Sentou na cama e girou o pescoço lentamente para um lado e depois para o outro. Sentada, as coisas adquiriam certa consistência, mas mesmo assim ela continuava pertencendo a outra realidade, supra ou infra. Pôs os pés para fora da cama e procurou os chinelinhos felpudos, que a mãe insistia em deixar no banheiro para depois do banho, mas não para ela, que para ela tudo existia para ser fruído, usado, sugado por seu dono ainda em vida.
A lembrança da mãe a fez sorrir para a estância interior onde conviviam seus sonhos e memórias numa pequena caldeira caótica.
Não achava ruim encontrar todo dia as mesmas coisas a sua volta, a sala com os dois abajures verdes e aquelas cadeiras que lhe davam a impressão de estar num museu da Primeira República. Implicava mais seriamente com as cortinas rendadas de um tom creme-dúvida (seriam brancas amareladas ou cremes de verdade?), mas não tinha nada que se meter no gosto da mãe e no modo como arrumava a casa.
Entrou na cozinha atrás de um copo de suco, que sempre tomava em jejum, e esse sempre vibrou em sua cabeça como uma lâmina. Foi súbito. Sempre lhe pareceu uma enormidade. As mesmas coisas seriam o mesmo que sempre? Se era assim, então precisava de um olhar muito mais possante, talvez equino, para encarar o que aquela vida lhe oferecia. Voltou ao quarto sem o suco de laranja, e logo à porta reparou na bonequinha de metal torneado, meio tocado de amarelo, pendurada desde toda a eternidade na chave daquela porta cansada de ser branca. Notava de repente como as coisas são profanadas pelo tempo, e fez um esforço de realinhamento que não surtiu efeito.

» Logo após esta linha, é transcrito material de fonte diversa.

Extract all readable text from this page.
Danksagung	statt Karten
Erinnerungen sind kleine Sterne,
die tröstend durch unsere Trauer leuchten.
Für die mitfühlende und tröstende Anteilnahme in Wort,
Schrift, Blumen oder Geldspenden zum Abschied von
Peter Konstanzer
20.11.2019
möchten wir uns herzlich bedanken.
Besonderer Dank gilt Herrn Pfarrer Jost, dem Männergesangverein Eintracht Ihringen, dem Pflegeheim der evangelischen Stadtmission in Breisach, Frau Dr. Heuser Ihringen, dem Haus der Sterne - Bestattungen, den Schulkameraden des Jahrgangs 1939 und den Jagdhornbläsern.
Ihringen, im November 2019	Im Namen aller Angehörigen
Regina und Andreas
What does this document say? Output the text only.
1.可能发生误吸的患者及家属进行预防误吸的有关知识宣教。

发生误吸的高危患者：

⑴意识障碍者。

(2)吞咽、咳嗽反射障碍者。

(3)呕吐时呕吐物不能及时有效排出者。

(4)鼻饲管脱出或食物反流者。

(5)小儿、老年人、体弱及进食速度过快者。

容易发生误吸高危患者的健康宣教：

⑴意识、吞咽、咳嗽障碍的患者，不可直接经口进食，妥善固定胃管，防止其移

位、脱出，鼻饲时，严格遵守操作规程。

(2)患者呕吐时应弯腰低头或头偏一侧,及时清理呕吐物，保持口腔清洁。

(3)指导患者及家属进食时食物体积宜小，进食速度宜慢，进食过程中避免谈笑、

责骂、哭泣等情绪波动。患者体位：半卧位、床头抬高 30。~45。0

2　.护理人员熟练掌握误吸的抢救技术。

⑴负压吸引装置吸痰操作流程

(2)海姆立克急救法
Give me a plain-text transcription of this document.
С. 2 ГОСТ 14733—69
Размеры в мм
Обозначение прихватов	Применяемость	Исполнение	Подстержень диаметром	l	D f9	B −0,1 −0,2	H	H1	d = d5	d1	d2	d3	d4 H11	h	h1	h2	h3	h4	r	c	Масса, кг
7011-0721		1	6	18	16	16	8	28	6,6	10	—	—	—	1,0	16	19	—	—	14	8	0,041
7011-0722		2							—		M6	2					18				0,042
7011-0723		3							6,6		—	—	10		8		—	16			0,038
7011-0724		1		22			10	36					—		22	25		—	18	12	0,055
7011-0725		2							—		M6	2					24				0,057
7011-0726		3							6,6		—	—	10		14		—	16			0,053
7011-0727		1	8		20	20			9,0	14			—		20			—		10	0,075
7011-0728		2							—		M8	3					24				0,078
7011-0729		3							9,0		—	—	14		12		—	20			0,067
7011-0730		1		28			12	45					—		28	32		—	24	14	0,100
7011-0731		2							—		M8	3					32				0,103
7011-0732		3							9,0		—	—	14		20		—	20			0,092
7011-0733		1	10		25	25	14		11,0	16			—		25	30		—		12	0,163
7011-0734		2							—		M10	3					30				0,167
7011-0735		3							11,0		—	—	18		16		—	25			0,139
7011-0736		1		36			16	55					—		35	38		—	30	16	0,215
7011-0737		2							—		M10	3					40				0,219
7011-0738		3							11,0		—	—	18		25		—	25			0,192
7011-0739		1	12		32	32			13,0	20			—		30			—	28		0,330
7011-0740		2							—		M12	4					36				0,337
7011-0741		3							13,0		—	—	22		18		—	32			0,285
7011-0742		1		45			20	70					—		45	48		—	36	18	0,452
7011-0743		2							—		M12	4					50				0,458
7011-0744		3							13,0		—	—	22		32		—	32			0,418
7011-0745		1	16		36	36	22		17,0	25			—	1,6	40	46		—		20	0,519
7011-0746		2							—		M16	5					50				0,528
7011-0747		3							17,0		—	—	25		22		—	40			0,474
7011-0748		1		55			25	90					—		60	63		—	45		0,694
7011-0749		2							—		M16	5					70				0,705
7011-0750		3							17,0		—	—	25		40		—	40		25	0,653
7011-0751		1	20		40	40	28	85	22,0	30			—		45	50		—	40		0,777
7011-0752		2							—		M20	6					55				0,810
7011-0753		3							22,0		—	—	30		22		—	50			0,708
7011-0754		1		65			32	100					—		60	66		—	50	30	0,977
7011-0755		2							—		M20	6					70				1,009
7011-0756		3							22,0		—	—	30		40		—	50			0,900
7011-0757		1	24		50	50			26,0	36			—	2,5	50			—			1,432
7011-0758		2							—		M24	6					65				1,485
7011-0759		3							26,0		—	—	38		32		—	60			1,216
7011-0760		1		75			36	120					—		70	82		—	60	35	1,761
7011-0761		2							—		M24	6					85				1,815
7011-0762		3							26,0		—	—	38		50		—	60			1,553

Seu barco fazia água. Urgia aliviar o peso da carga a bordo. A bonequinha de metal torneado voou janela afora com um pequeno ruído que lhe pareceu um acorde promissor. O quadrinho de figura desbotada, moldura rococó descascada nos dourados, seguiu a bonequinha com um pouco mais de estardalhaço, porque foi aterrissar na área de serviço de um vizinho meio azedo que logo se fez ouvir. Mas aliviar-se do peso do dia-a-dia era tão instigante, que Teresa logo se viu munida de uma sacola funda e espaçosa, dentro da qual couberam todas as quinquilharias e badulaques varridos por seus olhos naquela manhã. Entre elas o relógio das sete horas, as caixinhas desconjuntadas da coleção da estante do corredor e umas flores esquálidas que pendiam desde sempre do aparador da sala.
Os olhos brilhando, sentou no chão da cozinha com uma manga e uma faca. Não se lembrou mais da mãe, que chegaria à noitinha, e já imaginava a manhã seguinte, quando pretendia mudar alguns móveis de lugar.